Milano è fredda, livida, invernale come non lo è stata mai in
questo inverno che si avvia alla sua fine. Traffico scarso, i commessi nei
negozi indossano la mascherina, ingressi contingentati nei supermercati,
barriere di contenitori nelle farmacie per far tenere ai clienti la distanza di
sicurezza.
In queste giornate inaspettate, nei colori che mutano dal
rosso all'arancione - meno pericoloso? -bisogna reinventarsi la quotidianità. Non
penso a questi giorni come a una quarantena ma come a una clausura.
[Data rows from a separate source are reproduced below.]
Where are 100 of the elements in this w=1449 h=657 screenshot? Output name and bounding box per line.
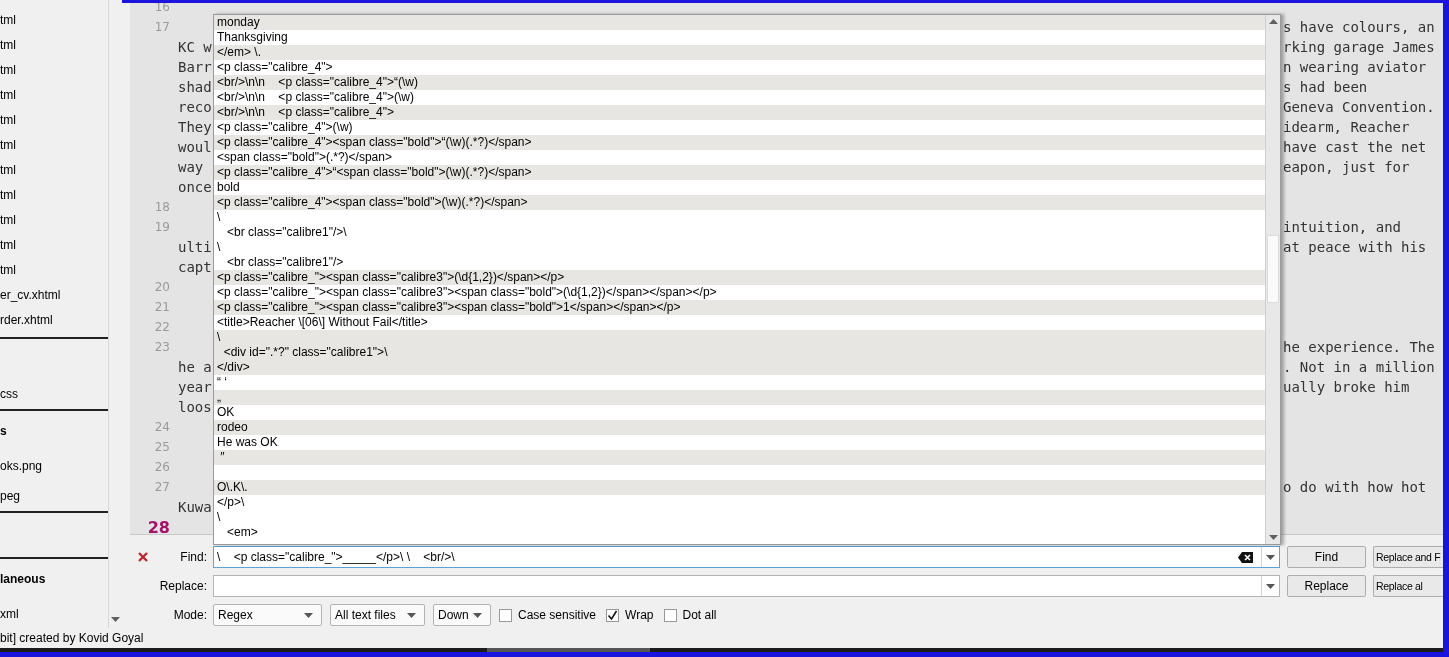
file-item[interactable]: tml	[0, 233, 108, 258]
editor-text: s have colours, an	[1283, 19, 1435, 35]
editor-text: They	[178, 119, 212, 135]
caret-icon	[473, 612, 482, 618]
completion-item[interactable]: <p class="calibre_4"><span class="bold">(\w)(.*?)</span>	[214, 195, 1265, 210]
completion-item[interactable]: O\.K\.	[214, 480, 1265, 495]
line-number: 26	[154, 460, 170, 474]
file-item[interactable]: tml	[0, 108, 108, 133]
editor-text: shad	[178, 79, 212, 95]
checkbox-label[interactable]: Dot all	[682, 608, 717, 622]
caret-icon	[1266, 583, 1275, 589]
category-header[interactable]: s	[0, 424, 7, 438]
editor-text: . Not in a million	[1283, 359, 1435, 375]
completion-item[interactable]: <p class="calibre_4">(\w)	[214, 120, 1265, 135]
file-item[interactable]: tml	[0, 33, 108, 58]
editor-text: at peace with his	[1283, 239, 1427, 255]
file-item[interactable]: tml	[0, 58, 108, 83]
editor-text: idearm, Reacher	[1283, 119, 1410, 135]
checkbox[interactable]	[606, 608, 620, 622]
line-number: 23	[154, 340, 170, 354]
checkbox[interactable]	[663, 608, 677, 622]
file-item[interactable]: tml	[0, 8, 108, 33]
completion-item[interactable]: </p>\ \ <em>	[214, 495, 1265, 540]
editor-text: eapon, just for	[1283, 159, 1410, 175]
replace-button[interactable]: Replace	[1287, 575, 1366, 597]
completion-item[interactable]: bold	[214, 180, 1265, 195]
editor-text: he experience. The	[1283, 339, 1435, 355]
completion-item[interactable]: He was OK	[214, 435, 1265, 450]
mode-dropdown[interactable]: Down	[433, 604, 491, 626]
category-header[interactable]: laneous	[0, 572, 46, 586]
completion-item[interactable]: <br/>\n\n <p class="calibre_4">	[214, 105, 1265, 120]
find-field[interactable]: \ <p class="calibre_">_____</p>\ \ <br/>\	[214, 550, 1238, 564]
checkbox-label[interactable]: Wrap	[625, 608, 654, 622]
completion-item[interactable]: rodeo	[214, 420, 1265, 435]
find-combobox[interactable]: \ <p class="calibre_">_____</p>\ \ <br/>\	[213, 546, 1280, 568]
file-item[interactable]: tml	[0, 158, 108, 183]
down-arrow-icon[interactable]	[1268, 535, 1278, 540]
completion-item[interactable]: OK	[214, 405, 1265, 420]
file-item[interactable]: tml	[0, 83, 108, 108]
completion-item[interactable]: <span class="bold">(.*?)</span>	[214, 150, 1265, 165]
file-item[interactable]: tml	[0, 258, 108, 283]
completion-item[interactable]: <p class="calibre_"><span class="calibre3">(\d{1,2})</span></p>	[214, 270, 1265, 285]
checkbox[interactable]	[499, 608, 512, 622]
completion-item[interactable]: „	[214, 390, 1265, 405]
file-item[interactable]: er_cv.xhtml	[0, 283, 108, 308]
checkbox-label[interactable]: Case sensitive	[518, 608, 597, 622]
editor-text: s had been	[1283, 79, 1368, 95]
replace-field[interactable]	[213, 575, 1280, 597]
editor-text: Kuwa	[178, 499, 212, 515]
editor-text: way	[178, 159, 204, 175]
find-label: Find:	[180, 550, 207, 564]
line-number: 21	[154, 300, 170, 314]
replace-button[interactable]: Replace al	[1373, 575, 1443, 597]
editor-text: year	[178, 379, 212, 395]
completion-item[interactable]: <p class="calibre_"><span class="calibre3"><span class="bold">(\d{1,2})</span></span></p>	[214, 285, 1265, 300]
completion-item[interactable]: ″	[214, 450, 1265, 465]
replace-label: Replace:	[159, 579, 207, 593]
completion-item[interactable]: monday	[214, 15, 1265, 30]
file-item[interactable]: peg	[0, 481, 108, 511]
file-item[interactable]: tml	[0, 183, 108, 208]
editor-text: n wearing aviator	[1283, 59, 1427, 75]
up-arrow-icon[interactable]	[1268, 19, 1278, 24]
completion-item[interactable]: </em> \.	[214, 45, 1265, 60]
mode-dropdown[interactable]: All text files	[330, 604, 425, 626]
mode-dropdown[interactable]: Regex	[213, 604, 322, 626]
find-button[interactable]: Find	[1287, 546, 1366, 568]
completion-item[interactable]: <p class="calibre_4">“<span class="bold">(\w)(.*?)</span>	[214, 165, 1265, 180]
file-item[interactable]: tml	[0, 133, 108, 158]
editor-text: intuition, and	[1283, 219, 1401, 235]
close-icon[interactable]	[138, 552, 148, 562]
completion-item[interactable]: \ <div id=".*?" class="calibre1">\ </div>	[214, 330, 1265, 375]
completion-item[interactable]: <p class="calibre_4">	[214, 60, 1265, 75]
file-item[interactable]: tml	[0, 208, 108, 233]
file-item[interactable]: xml	[0, 599, 108, 628]
scrollbar-thumb[interactable]	[1267, 235, 1279, 303]
completion-item[interactable]: <br/>\n\n <p class="calibre_4">“(\w)	[214, 75, 1265, 90]
scrollbar[interactable]	[1265, 15, 1280, 544]
completion-item[interactable]: <br/>\n\n <p class="calibre_4">(\w)	[214, 90, 1265, 105]
file-item[interactable]: oks.png	[0, 451, 108, 481]
file-item[interactable]: css	[0, 379, 108, 409]
clear-icon[interactable]	[1238, 551, 1253, 563]
line-number: 19	[154, 220, 170, 234]
completion-item[interactable]: <p class="calibre_4"><span class="bold">“(\w)(.*?)</span>	[214, 135, 1265, 150]
find-button[interactable]: Replace and F	[1373, 546, 1443, 568]
file-item[interactable]: rder.xhtml	[0, 308, 108, 333]
editor-text: he a	[178, 359, 212, 375]
editor-text: o do with how hot	[1283, 479, 1427, 495]
down-arrow-icon[interactable]	[111, 617, 120, 622]
completion-item[interactable]: Thanksgiving	[214, 30, 1265, 45]
status-text: bit] created by Kovid Goyal	[0, 631, 144, 645]
line-number: 17	[154, 20, 170, 34]
editor-text: rking garage James	[1283, 39, 1435, 55]
completion-item[interactable]: “ ‘	[214, 375, 1265, 390]
completion-item[interactable]: <title>Reacher \[06\] Without Fail</title>	[214, 315, 1265, 330]
editor-text: Barr	[178, 59, 212, 75]
line-number: 18	[154, 200, 170, 214]
caret-icon	[1266, 554, 1275, 560]
line-number: 22	[154, 320, 170, 334]
completion-item[interactable]: <p class="calibre_"><span class="calibre3"><span class="bold">1</span></span></p>	[214, 300, 1265, 315]
completion-item[interactable]: \ <br class="calibre1"/>\ \ <br class="calibre1"/>	[214, 210, 1265, 270]
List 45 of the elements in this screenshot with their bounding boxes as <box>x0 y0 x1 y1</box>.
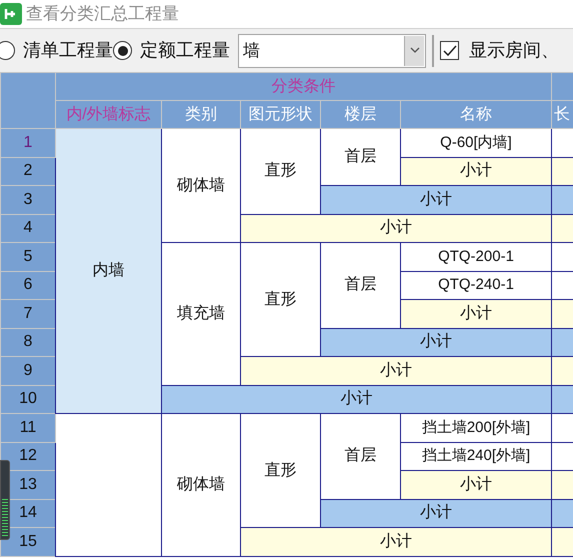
row-number[interactable]: 2 <box>0 157 56 186</box>
subtotal-cell: 小计 <box>240 214 552 242</box>
checkmark-icon <box>442 44 456 56</box>
name-cell: Q-60[内墙] <box>400 128 552 157</box>
combo-box[interactable]: 墙 <box>238 34 426 68</box>
category-cell: 砌体墙 <box>162 128 240 242</box>
subtotal-cell: 小计 <box>320 499 552 528</box>
row-number[interactable]: 6 <box>0 271 56 300</box>
row-number[interactable]: 5 <box>0 242 56 271</box>
radio-option[interactable]: 清单工程量 <box>0 37 113 64</box>
radio-option[interactable]: 定额工程量 <box>113 37 230 64</box>
name-cell: QTQ-200-1 <box>400 242 552 271</box>
name-cell: QTQ-240-1 <box>400 271 552 300</box>
row-number[interactable]: 1 <box>0 128 56 157</box>
row-number[interactable]: 9 <box>0 356 56 385</box>
row-number[interactable]: 7 <box>0 300 56 328</box>
row-number[interactable]: 3 <box>0 186 56 214</box>
side-handle-overlay[interactable] <box>0 460 10 540</box>
window-title: 查看分类汇总工程量 <box>26 3 179 26</box>
category-cell: 砌体墙 <box>162 414 240 556</box>
row-number[interactable]: 8 <box>0 328 56 356</box>
subtotal-cell: 小计 <box>162 385 552 414</box>
group-header: 分类条件 <box>56 72 552 100</box>
category-cell: 填充墙 <box>162 242 240 385</box>
subtotal-cell: 小计 <box>240 528 552 556</box>
floor-cell: 首层 <box>320 242 400 328</box>
subtotal-cell: 小计 <box>400 300 552 328</box>
subtotal-cell: 小计 <box>320 186 552 214</box>
row-number[interactable]: 12 <box>0 442 56 470</box>
row-number[interactable]: 11 <box>0 414 56 442</box>
shape-cell: 直形 <box>240 414 320 528</box>
subtotal-cell: 小计 <box>320 328 552 356</box>
subtotal-cell: 小计 <box>400 470 552 499</box>
name-cell: 挡土墙240[外墙] <box>400 442 552 470</box>
wall-type-cell: 内墙 <box>56 128 162 414</box>
name-cell: 挡土墙200[外墙] <box>400 414 552 442</box>
show-rooms-checkbox[interactable]: 显示房间、 <box>440 37 559 64</box>
shape-cell: 直形 <box>240 242 320 356</box>
row-number[interactable]: 10 <box>0 385 56 414</box>
row-number[interactable]: 4 <box>0 214 56 242</box>
subtotal-cell: 小计 <box>240 356 552 385</box>
subtotal-cell: 小计 <box>400 157 552 186</box>
floor-cell: 首层 <box>320 414 400 499</box>
floor-cell: 首层 <box>320 128 400 186</box>
shape-cell: 直形 <box>240 128 320 214</box>
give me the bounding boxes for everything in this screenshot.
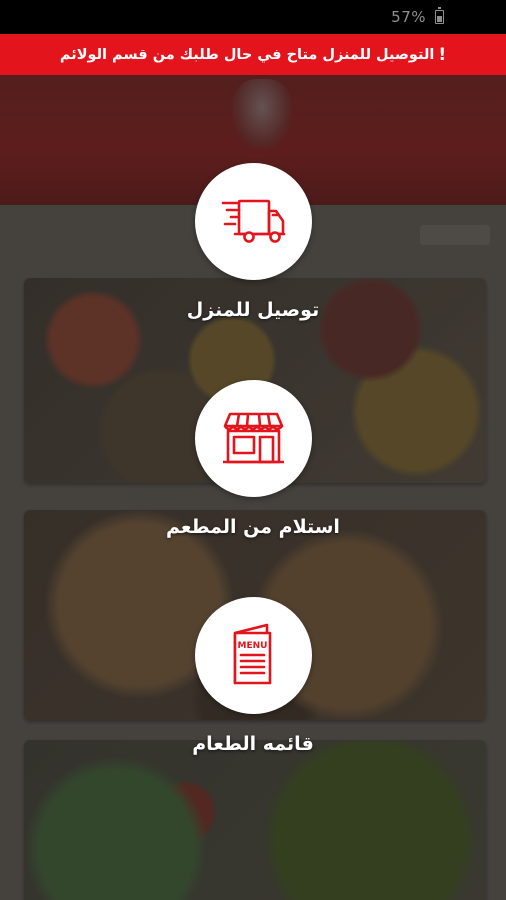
restaurant-pickup-label: استلام من المطعم — [166, 516, 340, 538]
home-delivery-option[interactable]: توصيل للمنزل — [0, 163, 506, 333]
app-screen: 57% ! التوصيل للمنزل متاح في حال طلبك من… — [0, 0, 506, 900]
battery-icon — [435, 7, 444, 24]
notice-text: التوصيل للمنزل متاح في حال طلبك من قسم ا… — [59, 46, 435, 63]
storefront-icon — [223, 412, 284, 464]
restaurant-pickup-button[interactable] — [195, 380, 312, 497]
status-bar: 57% — [0, 0, 506, 34]
food-menu-option[interactable]: MENU قائمه الطعام — [0, 597, 506, 767]
home-delivery-button[interactable] — [195, 163, 312, 280]
menu-icon-text: MENU — [238, 641, 268, 651]
delivery-truck-icon — [221, 199, 286, 243]
menu-icon: MENU — [233, 623, 272, 685]
battery-percent: 57% — [391, 8, 426, 26]
food-menu-label: قائمه الطعام — [192, 733, 314, 755]
restaurant-pickup-option[interactable]: استلام من المطعم — [0, 380, 506, 550]
food-menu-button[interactable]: MENU — [195, 597, 312, 714]
exclamation-icon: ! — [438, 44, 447, 65]
notice-banner: ! التوصيل للمنزل متاح في حال طلبك من قسم… — [0, 34, 506, 75]
home-delivery-label: توصيل للمنزل — [186, 299, 320, 321]
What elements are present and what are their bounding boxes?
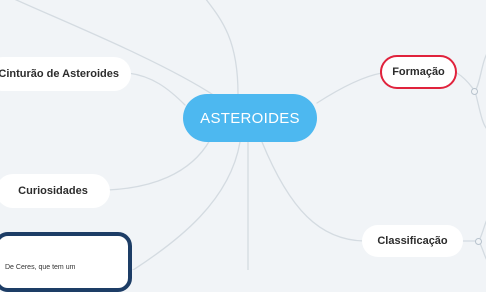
connector-bottom-left [131,141,241,270]
topic-cinturao-de-asteroides[interactable]: Cinturão de Asteroides [0,57,131,91]
collapse-toggle-classificacao[interactable] [475,238,482,245]
central-topic[interactable]: ASTEROIDES [183,94,317,142]
connector-cinturao [127,72,186,106]
connector-top [205,0,239,95]
connector-formacao [316,72,383,104]
topic-classificacao[interactable]: Classificação [362,225,463,257]
topic-curiosidades[interactable]: Curiosidades [0,174,110,208]
topic-formacao[interactable]: Formação [380,55,457,89]
collapse-toggle-formacao[interactable] [471,88,478,95]
connector-curiosidades [107,139,211,191]
connector-classificacao [261,141,365,242]
note-card[interactable]: De Ceres, que tem um [0,232,132,292]
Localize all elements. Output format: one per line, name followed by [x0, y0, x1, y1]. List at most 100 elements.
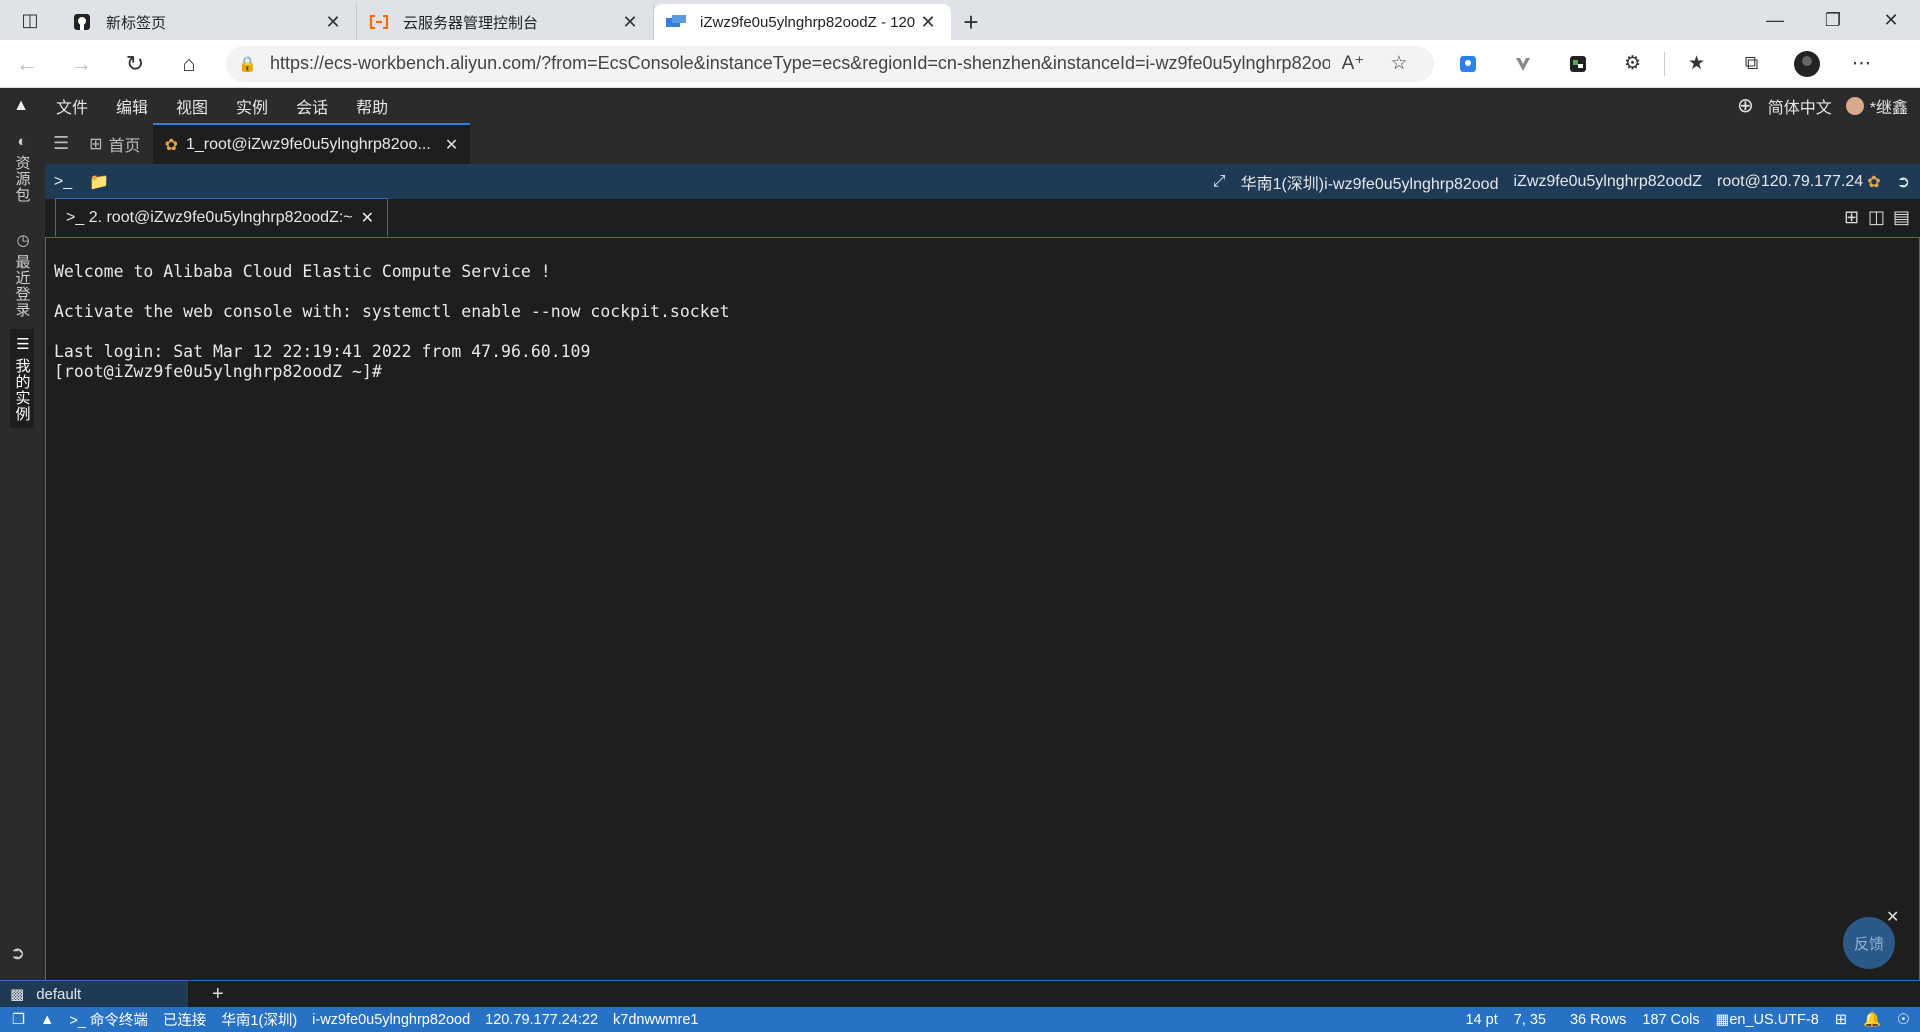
terminal-icon[interactable]: >_ [45, 173, 81, 191]
back-icon[interactable]: ← [0, 40, 54, 88]
sidebar-item-label: 资源包 [13, 155, 31, 203]
grid-icon: ⊞ [89, 135, 103, 153]
shirt-icon[interactable]: ☉ [1897, 1012, 1910, 1028]
bell-icon[interactable]: 🔔 [1863, 1011, 1881, 1028]
window-controls: — ❐ ✕ [1746, 0, 1920, 40]
refresh-icon[interactable]: ↻ [108, 40, 162, 88]
cols-count: 187 Cols [1642, 1011, 1700, 1028]
read-aloud-icon[interactable]: A⁺ [1330, 52, 1376, 75]
menu-edit[interactable]: 编辑 [102, 94, 162, 118]
home-icon[interactable]: ⌂ [162, 40, 216, 88]
terminal-tab[interactable]: >_ 2. root@iZwz9fe0u5ylnghrp82oodZ:~ ✕ [55, 198, 388, 237]
session-status-icon: ✿ [1867, 173, 1881, 191]
terminal-tab-label: >_ 2. root@iZwz9fe0u5ylnghrp82oodZ:~ [66, 208, 353, 226]
lock-icon[interactable]: 🔒 [238, 55, 264, 73]
add-circle-icon[interactable]: ⊕ [1737, 93, 1754, 118]
menu-help[interactable]: 帮助 [342, 94, 402, 118]
github-icon [72, 12, 92, 32]
address-bar[interactable]: 🔒 https://ecs-workbench.aliyun.com/?from… [226, 45, 1434, 82]
browser-tab-console[interactable]: 云服务器管理控制台 ✕ [357, 4, 654, 40]
layout-icon[interactable]: ⊞ [1835, 1012, 1847, 1028]
pin-icon[interactable]: ➲ [10, 943, 25, 964]
sidebar-item-resource-package[interactable]: ◐ 资源包 [10, 133, 34, 203]
rows-count: 36 Rows [1569, 1011, 1627, 1028]
login-info: root@120.79.177.24 [1717, 172, 1864, 190]
aliyun-icon [369, 12, 389, 32]
terminal-type[interactable]: >_ 命令终端 [69, 1009, 148, 1030]
tab-home-label: 首页 [108, 137, 141, 155]
divider [1664, 51, 1665, 76]
font-size[interactable]: 14 pt [1465, 1012, 1497, 1028]
new-tab-button[interactable]: + [951, 4, 991, 40]
add-pane-icon[interactable]: ⊞ [1839, 207, 1864, 228]
instance-info: 华南1(深圳)i-wz9fe0u5ylnghrp82ood [1240, 175, 1499, 193]
terminal-type-label: 命令终端 [89, 1013, 148, 1029]
close-tab-icon[interactable]: ✕ [322, 12, 344, 33]
collections-icon[interactable]: ⧉ [1724, 40, 1779, 88]
fullscreen-icon[interactable]: ⤢ [1213, 173, 1226, 191]
extension-blue-icon[interactable] [1440, 40, 1495, 88]
browser-tab-workbench[interactable]: iZwz9fe0u5ylnghrp82oodZ - 120 ✕ [654, 4, 951, 40]
close-tab-icon[interactable]: ✕ [917, 12, 939, 33]
tab-session[interactable]: ✿ 1_root@iZwz9fe0u5ylnghrp82oo... ✕ [152, 123, 471, 164]
add-session-button[interactable]: + [212, 983, 224, 1006]
split-vertical-icon[interactable]: ◫ [1864, 207, 1889, 228]
encoding-info[interactable]: ▦en_US.UTF-8 [1716, 1012, 1819, 1028]
language-selector[interactable]: 简体中文 [1768, 94, 1832, 118]
terminal-line: Welcome to Alibaba Cloud Elastic Compute… [54, 262, 551, 281]
terminal-prompt[interactable]: [root@iZwz9fe0u5ylnghrp82oodZ ~]# [54, 362, 1911, 382]
address-info: 120.79.177.24:22 [485, 1011, 599, 1028]
menu-instance[interactable]: 实例 [222, 94, 282, 118]
hostname-info: iZwz9fe0u5ylnghrp82oodZ [1513, 172, 1703, 190]
user-avatar [1845, 96, 1864, 115]
restore-icon[interactable]: ❐ [1804, 0, 1862, 40]
package-icon: ◐ [13, 133, 31, 151]
left-sidebar: ◐ 资源包 ◷ 最近登录 ☰ 我的实例 ➲ [0, 123, 45, 980]
extension-dark-icon[interactable] [1550, 40, 1605, 88]
close-tab-icon[interactable]: ✕ [445, 135, 458, 155]
menu-session[interactable]: 会话 [282, 94, 342, 118]
sidebar-item-my-instances[interactable]: ☰ 我的实例 [10, 329, 34, 428]
toggle-sidebar-icon[interactable]: ☰ [45, 123, 77, 164]
close-feedback-icon[interactable]: ✕ [1886, 907, 1899, 927]
profile-avatar[interactable] [1779, 40, 1834, 88]
forward-icon[interactable]: → [54, 40, 108, 88]
folder-icon[interactable]: 📁 [81, 172, 117, 192]
clock-icon: ◷ [14, 231, 31, 250]
session-toolbar: >_ 📁 ⤢ 华南1(深圳)i-wz9fe0u5ylnghrp82ood iZw… [45, 164, 1920, 199]
connection-status: 已连接 [162, 1013, 207, 1029]
encoding-label: en_US.UTF-8 [1729, 1011, 1819, 1028]
sidebar-item-recent-login[interactable]: ◷ 最近登录 [10, 231, 34, 318]
user-name: *继鑫 [1869, 99, 1908, 117]
terminal-output[interactable]: Welcome to Alibaba Cloud Elastic Compute… [45, 238, 1920, 980]
user-menu[interactable]: *继鑫 [1845, 94, 1908, 118]
close-window-icon[interactable]: ✕ [1862, 0, 1920, 40]
browser-tab-title: iZwz9fe0u5ylnghrp82oodZ - 120 [700, 13, 916, 31]
favorites-icon[interactable]: ★ [1669, 40, 1724, 88]
close-tab-icon[interactable]: ✕ [361, 208, 374, 228]
status-bar: ❐ ▲ >_ 命令终端 已连接 华南1(深圳) i-wz9fe0u5ylnghr… [0, 1007, 1920, 1032]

La prima
porta in sé il sospetto della malattia incombente, la clausura, invece, è un
allontanamento volontario dalla mondanità, dal mondo e dalle sue tentazioni per
dedicarsi ad altro. Lo so che è una forzatura, ma la mente inventa stratagemmi
per rendere sopportabile questo tempo lento e inquietante. C’è un’immagine che
porto in me e che mi rasserena, quella dell'hortus
conclusus, in particolare quello di
Orta San Giulio, uno dei miei luoghi dell’anima. Lo stemma del comune lacustre
è visibile nel giardino del palazzo comunale dove c’è una vecchia panchina di
pietra che tante volte ha ospitato le mie riflessioni e fantasticherie
giovanili. Lì posso ritornare con la mente e trovare quella serenità
accompagnata dallo sciabordio leggero delle onde, così diverso da quello del
mare. L’isola si erge nel centro del lago, gli antichi palazzi stanno intorno
alle rive per renderle ancora più belle. La mia indole solitaria lì a Orta, si
esprimeva anche con lunghe passeggiate e poi la scrittura, seduta davanti al
camino acceso. Da bambina, quando avevo appreso dell’esistenza dei monasteri
medioevali, avevo deciso che sarei entrata in un monastero, la vita più bella
del mondo. La maestra Francesca, allarmata, aveva mandato a chiamare i miei
genitori per accertarsi se la mia fosse una vocazione precoce e genuina o in famiglia
qualcuno mi stesse incoraggiando a intraprendere una strada così particolare e
fuori moda negli anni Settanta. Mia madre rimase a bocca aperta e quindi venni
interpellata in prima persona. Perché volevo diventare suora? Io avevo bene in
mente che alle suore veniva richiesta una vita diversa rispetto a quella dei
monaci. Infatti, io volevo diventare un monaco amanuense per stare ogni giorno
in mezzo ai libri, per copiarli e per scriverli, mica una suora. Famiglia e
maestra si tranquillizzarono e io ebbi il mio piccolo banco di legno, costruito
da un falegname, che feci mettere da mio padre nell'angolo sotto la finestra,
proprio tra la poltrona e il mio letto. Da lì vedevo i tetti, le nuvole, le
cime dei pioppi e le rondini sfrecciare nel cielo. Quell'angolo di casa è stato
il mio primo hortus conclusus cui ne sono seguiti altri, ma
ne scriverò un altro giorno. Il mio hortus
conclusus attuale è il tavolo della cucina. Da una parte ci stanno il
materiale di lavoro, il quaderno, il computer, da un’altra il manoscritto del nuovo
romanzo, gli appunti, il quaderno delle poesie, i libri che sto leggendo. Mi siedo
da un lato o dall'altro del tavolo, che è molto ampio, a seconda di quel che
sto facendo. Per la maggior parte della giornata dal lato del lavoro, ma una
volta finito il lavoro che mi dà da mangiare, come si diceva una volta, mi
sposto dall'altro e mi immergo nel mio libri e nei libri che leggo. Poi, nel
terzo di tavolo della cucina deputato a fare il suo usuale lavoro, apparecchio,
cucino due volte al giorno, cerco di variare i piatti, sperimento nuove
ricette. La semplicità della vita quotidiana è una consolazione in questi
giorni senza, senza le persone amate, senza la città da attraversare, senza i
viaggi da progettare, senza è la prima parola chiave dell’anno senza Carnevale.
Ma sono fiorite le forsythie nei prati vicino casa e gli alberi scoppiano di
gemme. Non fermeremo il tempo, non recupereremo ciò che è andato perduto, ma la
bellezza è dentro e fuori di noi e la primavera sta ritornando.